北朝鮮がウクライナ戦争に派兵へ…その目的は「カネ」「実戦経験」「トランプ」
北朝鮮にとってウクライナ侵攻は「神風」
そんな北朝鮮に2022年以降、「神風」が吹いた。それは、同年2月24日に始まったロシアのウクライナ侵攻が、長期化したことだ。NATO(北大西洋条約機構)の全面的な支援を受けたウクライナの抵抗が激しく、ロシアは正規軍の他に、「ワグネル」などの傭兵部隊まで投入した。 そのワグネルが、昨年6月に「プリゴジンの乱」を起こし、ロシアは窮してしまった。そこでプーチン政権が頼ったのが、ユーラシア大陸の東の端にある北朝鮮だったというわけだ。 昨年9月13日、プーチン大統領は、ロシア極東アムール州のボストチヌイ宇宙基地で、金正恩委員長を丁重に迎えた。

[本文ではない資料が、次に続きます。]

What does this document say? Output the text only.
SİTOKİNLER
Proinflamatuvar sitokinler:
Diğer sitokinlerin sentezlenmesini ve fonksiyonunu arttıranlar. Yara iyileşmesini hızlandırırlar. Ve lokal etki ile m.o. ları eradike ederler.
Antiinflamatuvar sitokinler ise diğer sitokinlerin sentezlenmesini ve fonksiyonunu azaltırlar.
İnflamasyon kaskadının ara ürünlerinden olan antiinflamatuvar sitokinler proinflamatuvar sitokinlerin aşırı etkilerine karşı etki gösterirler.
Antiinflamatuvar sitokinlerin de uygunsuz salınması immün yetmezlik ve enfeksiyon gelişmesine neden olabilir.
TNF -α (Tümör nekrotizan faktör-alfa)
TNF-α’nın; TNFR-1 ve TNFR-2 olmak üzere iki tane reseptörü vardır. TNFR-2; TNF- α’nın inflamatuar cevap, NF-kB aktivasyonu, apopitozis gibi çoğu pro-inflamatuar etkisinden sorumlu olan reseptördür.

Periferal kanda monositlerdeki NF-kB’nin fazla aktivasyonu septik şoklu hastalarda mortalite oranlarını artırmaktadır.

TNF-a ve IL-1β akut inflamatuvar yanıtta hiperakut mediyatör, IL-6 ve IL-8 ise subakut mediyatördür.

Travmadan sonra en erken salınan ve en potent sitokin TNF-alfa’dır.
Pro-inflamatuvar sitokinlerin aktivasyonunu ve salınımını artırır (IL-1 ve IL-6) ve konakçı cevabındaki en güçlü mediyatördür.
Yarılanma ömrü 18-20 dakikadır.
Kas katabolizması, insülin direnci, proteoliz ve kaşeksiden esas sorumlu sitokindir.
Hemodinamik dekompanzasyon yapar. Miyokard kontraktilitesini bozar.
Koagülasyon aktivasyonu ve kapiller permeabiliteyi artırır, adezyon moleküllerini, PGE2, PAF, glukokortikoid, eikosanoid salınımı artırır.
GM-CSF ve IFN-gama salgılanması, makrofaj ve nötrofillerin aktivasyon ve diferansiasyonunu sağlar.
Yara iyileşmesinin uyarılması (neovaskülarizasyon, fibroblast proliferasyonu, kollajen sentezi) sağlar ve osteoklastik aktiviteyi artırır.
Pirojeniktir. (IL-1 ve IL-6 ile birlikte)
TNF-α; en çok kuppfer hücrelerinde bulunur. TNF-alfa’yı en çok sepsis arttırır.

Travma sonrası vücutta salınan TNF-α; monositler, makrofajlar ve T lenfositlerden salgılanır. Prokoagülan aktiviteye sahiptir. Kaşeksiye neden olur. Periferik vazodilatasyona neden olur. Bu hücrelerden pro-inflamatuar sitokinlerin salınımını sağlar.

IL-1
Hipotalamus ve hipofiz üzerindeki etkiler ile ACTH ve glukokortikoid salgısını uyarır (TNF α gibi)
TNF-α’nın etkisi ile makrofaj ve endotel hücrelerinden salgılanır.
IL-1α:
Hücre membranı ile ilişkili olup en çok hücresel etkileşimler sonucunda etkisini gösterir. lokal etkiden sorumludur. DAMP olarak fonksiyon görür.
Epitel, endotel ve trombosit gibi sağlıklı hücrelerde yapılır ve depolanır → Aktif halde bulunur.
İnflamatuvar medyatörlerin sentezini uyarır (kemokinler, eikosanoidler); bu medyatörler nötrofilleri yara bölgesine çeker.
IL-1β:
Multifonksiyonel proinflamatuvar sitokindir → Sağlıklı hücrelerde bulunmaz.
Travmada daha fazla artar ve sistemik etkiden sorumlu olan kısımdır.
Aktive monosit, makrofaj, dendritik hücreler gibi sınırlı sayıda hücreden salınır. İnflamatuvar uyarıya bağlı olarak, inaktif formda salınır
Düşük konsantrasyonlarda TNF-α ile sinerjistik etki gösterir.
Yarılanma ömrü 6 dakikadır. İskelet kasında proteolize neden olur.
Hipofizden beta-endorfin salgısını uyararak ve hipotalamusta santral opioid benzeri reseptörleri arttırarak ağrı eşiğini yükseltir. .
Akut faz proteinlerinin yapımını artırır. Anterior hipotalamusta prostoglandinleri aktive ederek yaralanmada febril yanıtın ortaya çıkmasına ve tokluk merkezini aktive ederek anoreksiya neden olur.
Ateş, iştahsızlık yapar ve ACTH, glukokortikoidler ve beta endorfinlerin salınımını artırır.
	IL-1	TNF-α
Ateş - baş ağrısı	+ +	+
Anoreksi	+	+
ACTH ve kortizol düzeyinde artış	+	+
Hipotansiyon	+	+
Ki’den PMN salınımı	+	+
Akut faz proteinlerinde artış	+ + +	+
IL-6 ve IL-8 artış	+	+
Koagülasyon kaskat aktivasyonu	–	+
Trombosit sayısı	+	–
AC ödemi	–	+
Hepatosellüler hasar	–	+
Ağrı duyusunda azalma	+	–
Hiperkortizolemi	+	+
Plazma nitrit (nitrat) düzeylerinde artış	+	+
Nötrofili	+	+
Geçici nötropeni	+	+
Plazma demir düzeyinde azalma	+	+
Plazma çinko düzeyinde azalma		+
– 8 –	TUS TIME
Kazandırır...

大統領になりたての2000年7月19日に一度、訪朝したが、「あまりの貧国ぶりに驚愕して、以後は見向きもしなくなった」(ロシアの関係者) 北朝鮮に冷淡だったプーチン大統領が、ウクライナ戦争の思わぬ長期化で、態度を一変させたのである。「遅刻の常習犯」のはずが、炎天下の中で金正恩委員長を待ち続け、金委員長を乗せた車が到着すると、満面の笑みを浮かべて、40秒間も握手した手を離さなかった。そして1億円近くする「アウルス」(ロシア大統領専用車)に金委員長を同乗させ、金委員長が気に入ると、2台もプレゼントしてしまった。 この時の映像を見ると、常に作り笑いを浮かべながら、ペコペコヘラヘラするプーチン大統領に驚かされる。まさにKGBのスパイ教育が身についた、「目的遂行のためなら自己を殺せる」恐るべきリーダーである。とても習近平主席にはマネできない。
金正恩は人民軍を「売り渡した」
実際、プーチン大統領はこの時、見事に自己の目的を果たした。前出のロシアの関係者は、こう明かした。 「金委員長は、軍事偵察衛星などいくつかの最新技術の提供を条件に、北朝鮮が『ロシアの武器工場』となることに同意した。そもそも、北朝鮮の兵器システムは旧ソ連型なので、ロシアが専門家を派遣すれば、早期の量産体制が可能だった。ロシア側は北朝鮮に気を遣い、いわゆる『友好価格』(権威国同士の友好的な安値)ではなく、国際流通価格で武器を買い取った」 この武器取引は、明らかに前述の国連制裁決議「第2379号」違反である。だが、国連安保理の常任理事国であるロシアが、堂々と「制裁破り」を行うほど、もはや国連の権威は地に堕ちている。 ともあれこの時の契約は、北朝鮮に「ロシア特需」を生み出した。経済制裁、コロナ禍、水害という「三重苦」を吹き飛ばす莫大な外貨をもたらしたのである。 そして、今年6月のプーチン大統領の平壌訪問で、「協力の第2弾」として、兵士派遣を最終的に決定したというわけだった。 これについて、韓国の金龍顕(キム・ヨンヒョン)国防長官が10月24日、国会の国防委員会総合国政監査で、興味深い証言をした。 「ウクライナ戦争に動員された北朝鮮軍の性格については、事実上の派兵ではなく、傭兵(ようへい)と表現するのが、より適切であると評価している。通常、派兵をすれば、(自国の)軍隊の指揮体系を維持し、(自国の)軍服を着て、標識や国旗を掲げて堂々と活動するものだ。しかしながら、彼らは自国の軍服ではなくロシアの軍服で偽装しており、ロシア軍の統制下にいて、何の作戦権限もなく、命令通りに動いている。 言葉では派兵と言うが、実態は弾受けの傭兵にすぎない。一言で言えば、金正恩が自身の(朝鮮)人民軍を、違法な侵略戦争の弾受けとして売り渡したのだ。結局は、自身の独裁政権を強化し維持するためのものだ。そして(北朝鮮の)住民に知られぬよう、水面下で行った状態なのだ」 まことにもっともな指摘である。「ロシアの傭兵」と言えば、有名なのは故エフゲニー・プリゴジン氏が率いていた傭兵部隊「ワグネル」だ。ワグネルは、ロシアの獄中にいた囚人などを、数万人規模で組織した部隊だった。そしてプリゴジン氏は、動員目的を「カネのため」と言ってはばからなかった。